# Inversion transforms a circle through the center of inversion into a line

This is an exercise of foundations of geometry of Venema.

Prove: If $I_{O,r}$ is an inversion with center $O$ and radius $r$, and if $\alpha$ is a circle such that $O \in\alpha$, then $I_{O,r} (α−\{O\})$ is a line.

Take two different points $A$ and $B$ on $\alpha$ and let their images be $A'$ and $B'$ and let $\ell$ be a line through $A'$ and $B'$. Let $s :=I_{O,r} (α−\{O\})$. We prove that $$s = \ell$$
First we show that $s\subseteq \ell$:
Take any $X'\in s$, then exist $X\in α−\{O\}$ such that $X'$ is it image.

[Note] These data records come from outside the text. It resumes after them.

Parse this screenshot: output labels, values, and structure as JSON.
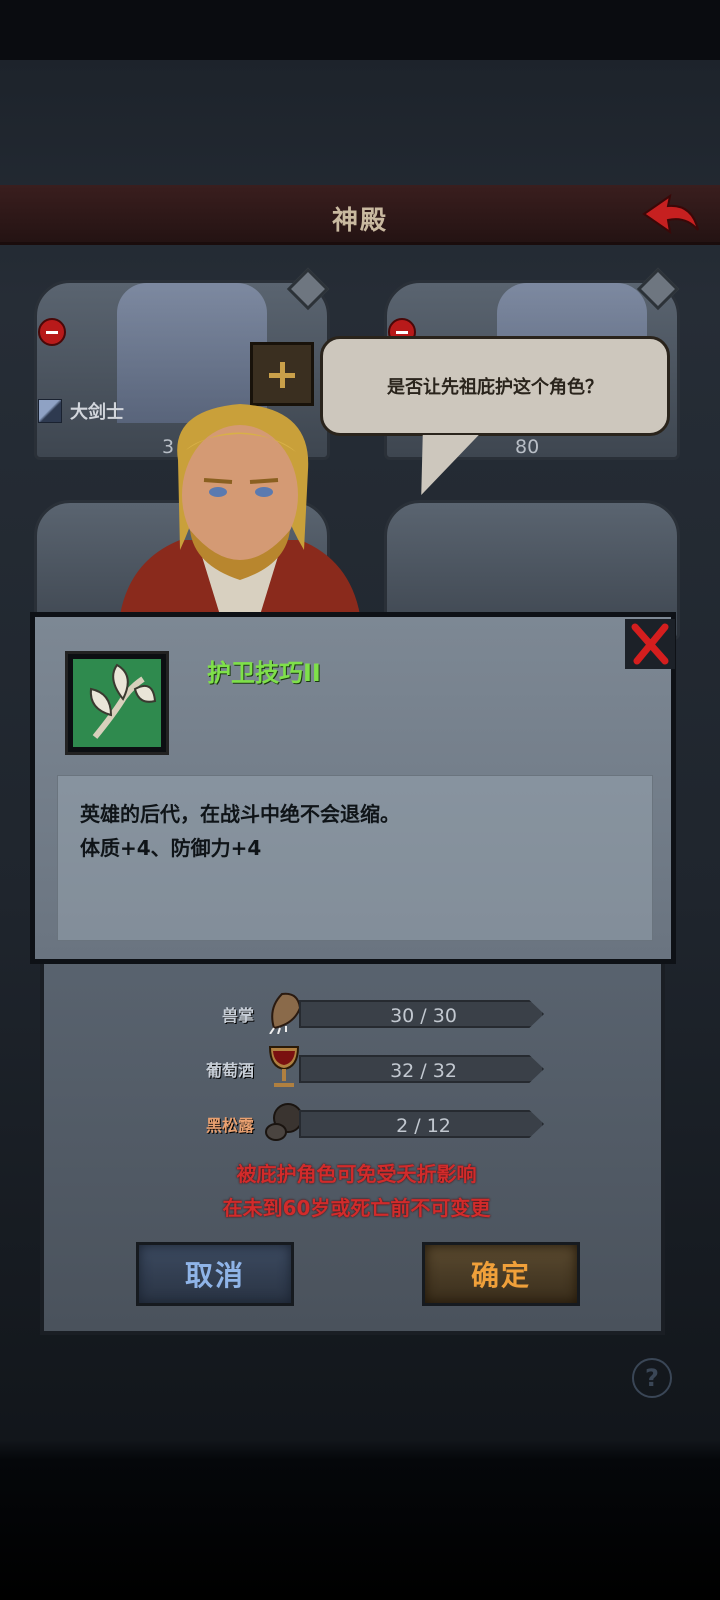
{
  "header": {
    "title": "神殿"
  },
  "slots": {
    "slot1": {
      "class_label": "大剑士",
      "age": "3"
    },
    "slot2": {
      "age": "80"
    }
  },
  "bubble": {
    "text": "是否让先祖庇护这个角色？"
  },
  "tooltip": {
    "skill_name": "护卫技巧II",
    "description_line1": "英雄的后代，在战斗中绝不会退缩。",
    "description_line2": "体质+4、防御力+4"
  },
  "resources": [
    {
      "label": "兽掌",
      "value": "30 / 30",
      "icon": "paw-icon"
    },
    {
      "label": "葡萄酒",
      "value": "32 / 32",
      "icon": "goblet-icon"
    },
    {
      "label": "黑松露",
      "value": "2 / 12",
      "icon": "truffle-icon"
    }
  ],
  "warning": {
    "line1": "被庇护角色可免受夭折影响",
    "line2": "在未到60岁或死亡前不可变更"
  },
  "buttons": {
    "cancel": "取消",
    "confirm": "确定"
  },
  "help": {
    "label": "?"
  },
  "colors": {
    "skill_title": "#7fe04a",
    "warning": "#d12b2b",
    "confirm": "#f0a03a",
    "cancel": "#8fb4e8"
  }
}
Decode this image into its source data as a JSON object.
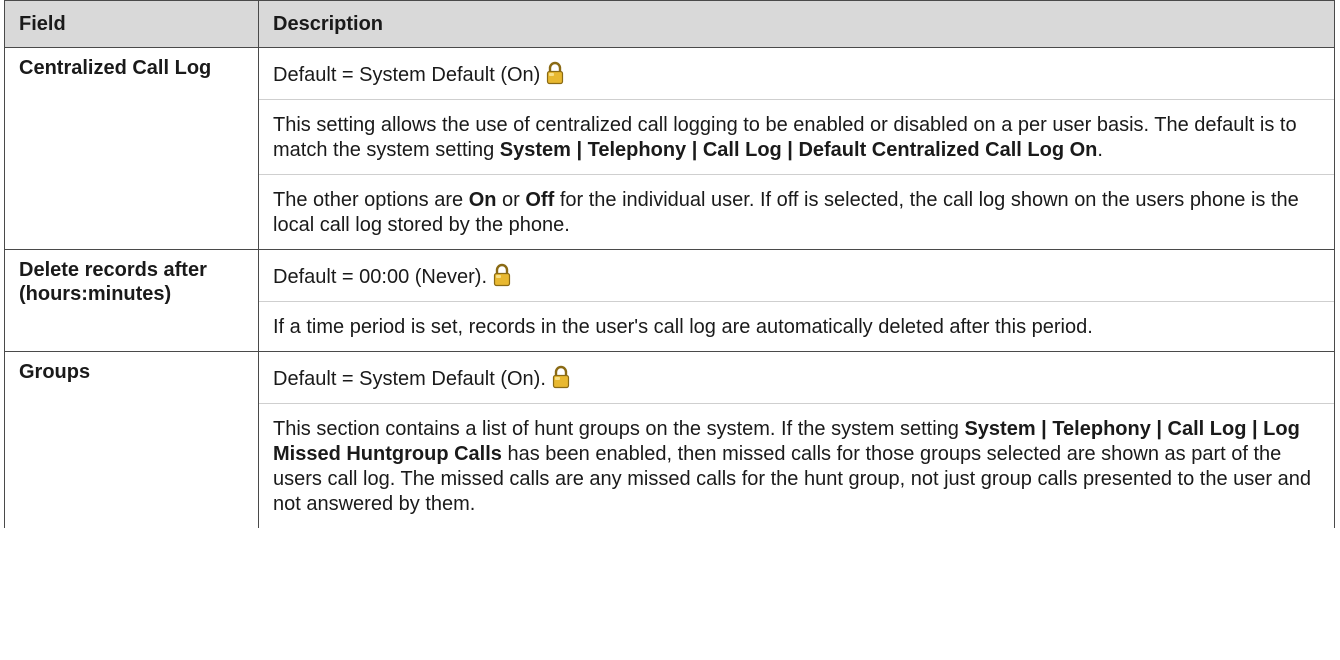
{
  "table": {
    "headers": {
      "field": "Field",
      "description": "Description"
    },
    "rows": [
      {
        "field": "Centralized Call Log",
        "default": "Default = System Default (On)",
        "lock_icon": "lock-icon",
        "p1": {
          "a": "This setting allows the use of centralized call logging to be enabled or disabled on a per user basis. The default is to match the system setting ",
          "b": "System | Telephony | Call Log | Default Centralized Call Log On",
          "c": "."
        },
        "p2": {
          "a": "The other options are ",
          "b": "On",
          "c": " or ",
          "d": "Off",
          "e": " for the individual user. If off is selected, the call log shown on the users phone is the local call log stored by the phone."
        }
      },
      {
        "field": "Delete records after (hours:minutes)",
        "default": "Default = 00:00 (Never).",
        "lock_icon": "lock-icon",
        "p1": "If a time period is set, records in the user's call log are automatically deleted after this period."
      },
      {
        "field": "Groups",
        "default": "Default = System Default (On).",
        "lock_icon": "lock-icon",
        "p1": {
          "a": "This section contains a list of hunt groups on the system. If the system setting ",
          "b": "System | Telephony | Call Log | Log Missed Huntgroup Calls",
          "c": " has been enabled, then missed calls for those groups selected are shown as part of the users call log. The missed calls are any missed calls for the hunt group, not just group calls presented to the user and not answered by them."
        }
      }
    ]
  }
}
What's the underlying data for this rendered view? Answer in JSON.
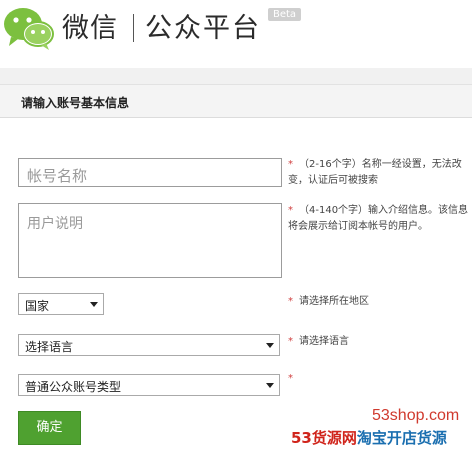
{
  "header": {
    "brand": "微信",
    "sub": "公众平台",
    "badge": "Beta"
  },
  "section": {
    "title": "请输入账号基本信息"
  },
  "form": {
    "account_name_placeholder": "帐号名称",
    "description_placeholder": "用户说明",
    "region_selected": "国家",
    "language_selected": "选择语言",
    "account_type_selected": "普通公众账号类型",
    "submit_label": "确定"
  },
  "hints": {
    "star": "*",
    "name_hint": "（2-16个字）名称一经设置，无法改变，认证后可被搜索",
    "description_hint": "（4-140个字）输入介绍信息。该信息将会展示给订阅本帐号的用户。",
    "region_hint": "请选择所在地区",
    "language_hint": "请选择语言",
    "type_hint": ""
  },
  "watermark": {
    "url": "53shop.com",
    "red_text": "53货源网",
    "blue_text": "淘宝开店货源"
  },
  "colors": {
    "brand_green": "#4fa130",
    "required_red": "#d04040"
  },
  "icons": {
    "logo": "wechat-logo-icon"
  }
}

Since $$OA \cdot OA' = OX\cdot OX'= OB\cdot OB'$$ the quadrilateral $AXX'A'$ and $BXX'B'$ are cyclic. So by Miquel theorem $X',A,B$ are colinear. So $X'\in \ell$ and thus $s\subseteq \ell$.
Now we show that $\ell\subseteq s$:
Take any $Y\in \ell$ and let $Y'$ be it image. Then again we have: $$OA \cdot OA' = OY\cdot OY'= OB\cdot OB'$$ so the quadrilateral $AYY'A'$ and $BYY''B'$ are cyclic. So again by Miquel theorem circles $\alpha$, $(AYY'A')$ and $(BYY''B')$ must have common point and this is $Y'$. Thus $Y$ is image of the point of the circle $\alpha$ so $Y\in s$ and thus $\ell \subseteq s$ and we are done.